I think about the iterative process a lot. There are so many good talkers out there. People that do something once and then preach about it. People that post what they did in their day on Facebook and then find a way, at the very end because they just can’t walk away, to turn it into advice for everyone else. And there might be some people that listen, because they think they are lower ranking in life than the person posting, but what those messages are really saying is “amateur.” I’m not bagging on these people, not totally, because I’m not trying to be a hypocrite. I’ve been there, still am there, and am working on getting away from there all the time. That doesn’t change the fact that it’s an amateur move.

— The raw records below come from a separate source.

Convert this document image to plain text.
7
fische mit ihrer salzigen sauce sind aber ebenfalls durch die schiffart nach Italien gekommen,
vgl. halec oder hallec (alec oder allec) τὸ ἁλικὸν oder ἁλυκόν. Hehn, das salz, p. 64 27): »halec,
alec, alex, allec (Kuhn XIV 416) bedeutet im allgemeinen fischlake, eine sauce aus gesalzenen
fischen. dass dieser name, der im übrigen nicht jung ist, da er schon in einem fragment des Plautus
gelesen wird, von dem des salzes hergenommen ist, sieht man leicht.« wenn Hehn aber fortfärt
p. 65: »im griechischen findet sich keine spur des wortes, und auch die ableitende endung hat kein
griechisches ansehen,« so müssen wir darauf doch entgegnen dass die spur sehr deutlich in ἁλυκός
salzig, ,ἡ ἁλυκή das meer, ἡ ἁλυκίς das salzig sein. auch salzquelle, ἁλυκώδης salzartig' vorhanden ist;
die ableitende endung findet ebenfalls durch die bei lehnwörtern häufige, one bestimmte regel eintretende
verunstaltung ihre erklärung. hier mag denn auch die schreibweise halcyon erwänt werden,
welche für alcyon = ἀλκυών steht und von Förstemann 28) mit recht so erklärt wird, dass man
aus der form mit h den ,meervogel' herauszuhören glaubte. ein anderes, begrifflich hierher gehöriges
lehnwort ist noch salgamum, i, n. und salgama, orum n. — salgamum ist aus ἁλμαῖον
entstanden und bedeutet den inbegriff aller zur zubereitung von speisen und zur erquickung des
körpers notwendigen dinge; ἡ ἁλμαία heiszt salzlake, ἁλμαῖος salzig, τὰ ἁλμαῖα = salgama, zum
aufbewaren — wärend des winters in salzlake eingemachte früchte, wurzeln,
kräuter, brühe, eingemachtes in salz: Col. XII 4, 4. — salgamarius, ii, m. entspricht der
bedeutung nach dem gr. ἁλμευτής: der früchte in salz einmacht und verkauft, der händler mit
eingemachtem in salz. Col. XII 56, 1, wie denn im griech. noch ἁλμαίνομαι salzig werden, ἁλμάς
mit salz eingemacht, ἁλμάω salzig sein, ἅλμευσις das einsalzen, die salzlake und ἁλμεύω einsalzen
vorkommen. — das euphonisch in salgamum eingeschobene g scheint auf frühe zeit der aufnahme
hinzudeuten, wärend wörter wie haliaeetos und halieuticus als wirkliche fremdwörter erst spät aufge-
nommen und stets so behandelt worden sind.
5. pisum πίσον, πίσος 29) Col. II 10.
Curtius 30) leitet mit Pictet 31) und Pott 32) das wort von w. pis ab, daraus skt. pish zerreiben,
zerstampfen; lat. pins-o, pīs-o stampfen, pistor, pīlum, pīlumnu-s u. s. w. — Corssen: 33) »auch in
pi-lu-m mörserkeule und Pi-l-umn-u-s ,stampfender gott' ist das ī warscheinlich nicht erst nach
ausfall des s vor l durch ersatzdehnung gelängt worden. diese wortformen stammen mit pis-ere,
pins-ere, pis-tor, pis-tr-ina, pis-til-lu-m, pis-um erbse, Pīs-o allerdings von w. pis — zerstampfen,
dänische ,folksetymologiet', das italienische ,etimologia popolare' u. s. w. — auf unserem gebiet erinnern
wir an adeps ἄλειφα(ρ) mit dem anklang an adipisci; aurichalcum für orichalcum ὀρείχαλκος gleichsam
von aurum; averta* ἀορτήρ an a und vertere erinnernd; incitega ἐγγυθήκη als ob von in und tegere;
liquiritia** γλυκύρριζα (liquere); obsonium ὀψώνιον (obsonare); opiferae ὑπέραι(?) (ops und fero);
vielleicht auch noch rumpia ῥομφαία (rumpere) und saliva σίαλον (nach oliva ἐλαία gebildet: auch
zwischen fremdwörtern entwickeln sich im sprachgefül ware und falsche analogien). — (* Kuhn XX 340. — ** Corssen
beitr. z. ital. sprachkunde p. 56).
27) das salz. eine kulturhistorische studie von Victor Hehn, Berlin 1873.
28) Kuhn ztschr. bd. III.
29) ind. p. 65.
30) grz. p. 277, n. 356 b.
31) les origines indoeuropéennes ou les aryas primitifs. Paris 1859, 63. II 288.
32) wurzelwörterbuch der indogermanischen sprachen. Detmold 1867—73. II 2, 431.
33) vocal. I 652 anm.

The iterative process weeds people out. Like how when I first started recording pieces for Seeds a year ago I just threw it all on my computer. Well then I blew out the hard drive because I didn’t realize how much storage it would take. I didn’t know that a 20 minute clip of 30fps video shot in 720HD would take up 3 GB of space on my drive. I didn’t know that I could hook an external drive through Final Cut Pro as the default location for saving files. I also didn’t know that I was going to have a hard time deciphering which pieces were edited with method and which ones still needed to be edited. I had no idea what I already uploaded because I was just memorizing all of it at first. And what happens after you film 150 videos and leave them for a month is that you forget what is what, or at least it gets confusing enough to eliminate any chance of certainty. Memorizing things, not being organized, pretending that I don’t need to pay attention to details, all amateur moves that I still make on a daily basis.
So then what?
Then I started buying hard drives. Started labeling them by curriculum levels and date ranges. I started naming all the files based on a system I created > Company Name, Camp Level, Client Name, Date. I got a binder and made notes of which pieces I’d filmed, which ones I’d edited, and which ones I’d uploaded. I got a second camera so I could keep the curriculum filming separate from the trailer filming. That way the streams of uploading could be kept separate and be done more efficiently. I made a system of writing down file numbers on the camera so the importing process was seamless. I knew which piece corresponded with which DSC_ file number so I could load them straight into their designated area in FCP. I did a million other things.
Why is this important?
I learned these things because I needed to learn them to survive. Like evolution. I was working so much, repeat, doing so much actual work that I had to modify my behavior to be productive enough to make the cut. And this is a big deal to me because in my heart I’m the lazy kid that doesn’t ever finish what he starts. But I take this conversation into a production studio, one that has been in this business for years, and they are going to look at me and say, “No shit bro.” And that will make me feel good. Because we don’t need to talk about it. I’ll have been indirectly invited into the conversation of non conversations because we’ll be the type of people that just work and don’t talk. And this will be the most important thing I will have accomplished in a long time.